New data suggest that acetaminophen may prevent prostate cancer

Over the years, a variety of studies have demonstrated a possible impact of aspirin and other non-steroidal anti-inflammatory agents or NSAIDs (e.g., ibuprofen, COX-2 inhibitors) on risk for prostate cancer. (See, for example, this report from late in 2010.)

Strictly speaking, acetaminophen (the active ingredient in Tylenol and other over-the-counter products) is not an NSAID at all, but of course it is well known to have anti-inflammatory effects.

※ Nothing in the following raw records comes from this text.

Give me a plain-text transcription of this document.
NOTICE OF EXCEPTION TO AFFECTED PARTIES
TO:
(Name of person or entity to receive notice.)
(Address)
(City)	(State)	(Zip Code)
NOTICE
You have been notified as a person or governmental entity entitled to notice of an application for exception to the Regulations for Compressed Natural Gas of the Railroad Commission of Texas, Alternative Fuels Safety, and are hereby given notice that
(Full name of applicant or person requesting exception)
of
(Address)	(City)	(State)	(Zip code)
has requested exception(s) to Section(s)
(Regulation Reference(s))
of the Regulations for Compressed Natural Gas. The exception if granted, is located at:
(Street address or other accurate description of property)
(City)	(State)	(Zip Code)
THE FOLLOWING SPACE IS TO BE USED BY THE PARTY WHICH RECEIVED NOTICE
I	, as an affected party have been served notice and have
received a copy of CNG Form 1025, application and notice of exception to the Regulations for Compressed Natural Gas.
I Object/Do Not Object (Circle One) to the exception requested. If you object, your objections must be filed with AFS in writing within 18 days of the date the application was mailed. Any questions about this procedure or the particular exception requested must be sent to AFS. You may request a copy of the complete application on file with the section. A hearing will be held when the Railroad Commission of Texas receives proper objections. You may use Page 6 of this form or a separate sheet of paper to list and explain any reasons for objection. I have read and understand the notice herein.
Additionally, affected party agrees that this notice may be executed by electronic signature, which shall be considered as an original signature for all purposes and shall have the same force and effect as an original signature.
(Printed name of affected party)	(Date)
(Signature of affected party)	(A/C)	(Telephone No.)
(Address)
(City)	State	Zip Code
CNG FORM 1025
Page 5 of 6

A new paper by Jacobs et al., just published in Cancer Epidemiology, Biomarkers & Prevention, has now suggested that regular, long-term use of acetaminophen (30 or more tablets a month for a period of at least 5 years) is associated with a significant reduction in risk of a diagnosis of prostate cancer in general and aggressive forms of prostate cancer in particular.

The research team from the American Cancer Society used data from the 78,485 men enrolled in the Cancer Prevention Study II Nutrition Cohort. Men in this study initially provided data on their use of acetaminophen use in a questionnaire completed at study enrollment in 1992. Follow-up questionnaires were completed in 1997 and every 2 years thereafter.

The mathematical models used to make estimates of the impact of acetaminophen use had to take account of and be adjusted for such things as age, race, education, body mass index, diabetes, NSAID use, and history of prostate-specific antigen (PSA) testing.

The key results of the study reported by the authors are as follows:

  • 8,092 incident prostate cancer cases were identified in the study cohort between 1992 and 2007.
  • Regular use of acetaminophen (≥30 pills per month) for ≥5 years before and during the study was associated with
    • A 38 percent reduction in relative risk of all prostate cancer (RR = 0.62)
    • A 51 percent reduction in relative risk of aggressive prostate cancer (RR = 0.49).
  • Regular use of acetaminophen for < 5 years before or during the study was not associated with prostate cancer risk.

Jacobs et al. conclude that their results “suggest that long-term regular acetaminophen use may be associated with lower prostate cancer risk.”

This paper is also discussed in an article on the Los Angeles Times Booster Shots blog site. Clearly, if an association between the regular, long-term use of acetaminophen and a reduction in risk of prostate cancer can be confirmed, we may gain important insights into biological mechanisms that underlie the development of prostate cancer. However, it is important to understand that retrospective reviews of this type must be assessed with care. This study can not be taken to provide definitive proof that regular use of acetaminophen can reduce a man’s risk for prostate cancer, and the long-term use of acetaminophen (like the long-term use of aspirin and other NSAIDs) is associated with the potential development of a variety of significant side effects.

3 Responses

  1. You’re right to warn about the (long-term) side-effects of acetaminophen, especially given the recent recall of children’s Tylenol. Just as aspirin can mess up your digestion and lead to hemorrhaging, ingesting acetaminophen can really compromise your liver when taken regularly. I also agree with your assessment that you cannot draw a plan of action to reduce prostate cancer exclusively on the basis of retrospective versus prospective studies. It would be good if the public became more aware of the distinction.

  2. Aloha,

    I’ve had serious sinus problems since the late 70s and as part of the treatment I was using aspirin, sometimes heavy use (12/day), to control sinus infection. I still use aspirin when my sinus drainage turns yellow. I have not experienced any serious side affects. This aspirin use did not prevent high risk prostate cancer 4 years ago (12 of 12 cores).


  3. We really have no idea whatsoever why drugs like aspirin and acetaminophen appear to have a protective effect against risk for prostate cancer in some men but absolutely no effect in others. We assume that it has some relationship to the anti-inflammatory and other effects of these drugs — but that’s all we have to work on, an assumption.